Buying property does not come much cheaper, either. The majority of Norwegians (77%) are home owners, and this preference for buying real estate is one reason for steadily rising property costs, which play their part in the high cost of living in Norway.

In Norway around half of residential buildings are detached houses, which can be extremely expensive — as of 2016, the national average asking price for one square meter of a new detached house was 33,584 NOK. Again, Oslo is even more expensive, with prices for one square meter of an apartment in the city center averaging around 79,000 NOK.

Plus, buyers also have to cover some of the expenses connected to the purchase, such as a 2.5% stamp duty, as well as any property tax imposed by the local municipality. Real estate agent fees (usually 1–2.5% plus VAT), on the other hand, are typically taken care of by the seller. 

Utility Costs

Expenditures for utilities such as electricity, water, and gas have somewhat leveled out in recent years; however, they still contribute their fair share to the cost of living in Norway. Heating and (hot) water may already be included in your rent, so make sure to check for this.

With electricity usually used for heating, you might also have to prepare yourself for a potentially hefty electricity bill at the end of the winter. In the first quarter of 2017, prices for one kWh were around 0.95 NOK, including taxes and expenses for grid usage. As such, basic utility costs for an 85m² apartment can easily add up to around 1,200–2,000 NOK a month. 

Calling Your Friends and Watching TV

In 2012, an average of 1.9% of the yearly expenditures was spent on communication in Norwegian households. Across Norway the level of broadband coverage sits at 95%, and just over 91% of households have PCs. Of the internet users in Norway, 80% own a smartphone, making Norway one of the largest technology markets in Europe.

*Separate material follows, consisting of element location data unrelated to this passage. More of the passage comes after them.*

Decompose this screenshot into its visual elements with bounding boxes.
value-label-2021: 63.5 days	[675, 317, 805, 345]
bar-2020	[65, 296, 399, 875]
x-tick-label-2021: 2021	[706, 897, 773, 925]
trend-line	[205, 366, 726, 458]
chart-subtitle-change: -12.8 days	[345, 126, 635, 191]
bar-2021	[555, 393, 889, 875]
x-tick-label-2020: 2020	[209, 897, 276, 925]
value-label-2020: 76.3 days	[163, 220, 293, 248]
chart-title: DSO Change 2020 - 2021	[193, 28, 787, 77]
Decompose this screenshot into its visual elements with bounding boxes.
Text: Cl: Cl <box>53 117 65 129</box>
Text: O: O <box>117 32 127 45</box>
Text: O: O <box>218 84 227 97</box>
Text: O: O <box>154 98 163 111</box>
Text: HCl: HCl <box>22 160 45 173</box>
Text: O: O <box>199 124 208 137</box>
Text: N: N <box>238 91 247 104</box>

Well-known providers of services such as broadband internet connections, cell phone contracts, telephone landlines, as well as even television, are for example Telenor, Telia, and NextGenTel. Prices, of course, vary depending on provider, availability, and the services provided, so make sure to shop around and get the deal that suits your needs best.

You can, for example, get a basic internet connection with a speed of 10 Mbit/s for around 300 NOK a month. For 199 NOK, you can get a basic cell phone contract for one month with free domestic calls, MMS, and 1GB of data.

According to Norwegian law, every house must have a phone cable, with most households opting for a Telenor fixed-line service. Prices for phone calls between fixed lines are relatively cheap, and standard cable options include ADSL or fiber optic.

Alternatively, you might be able to save money by getting all (or at least most) of your communication and television services from one single provider in a package deal. Check with local providers to find out if they offer package deals in your area.

Regardless of how you are getting your television services, keep in mind that your cost of living in Norway will also include a broadcasting license fee, the so-called ‘Kringkastingsavgiften’. This television fee is regularly set by Parliament, and the 2017 fee amounts to 2,867.70 NOK, including VAT at 10%.


We do our best to keep this article up to date. However, we cannot guarantee that the information provided is always current or complete.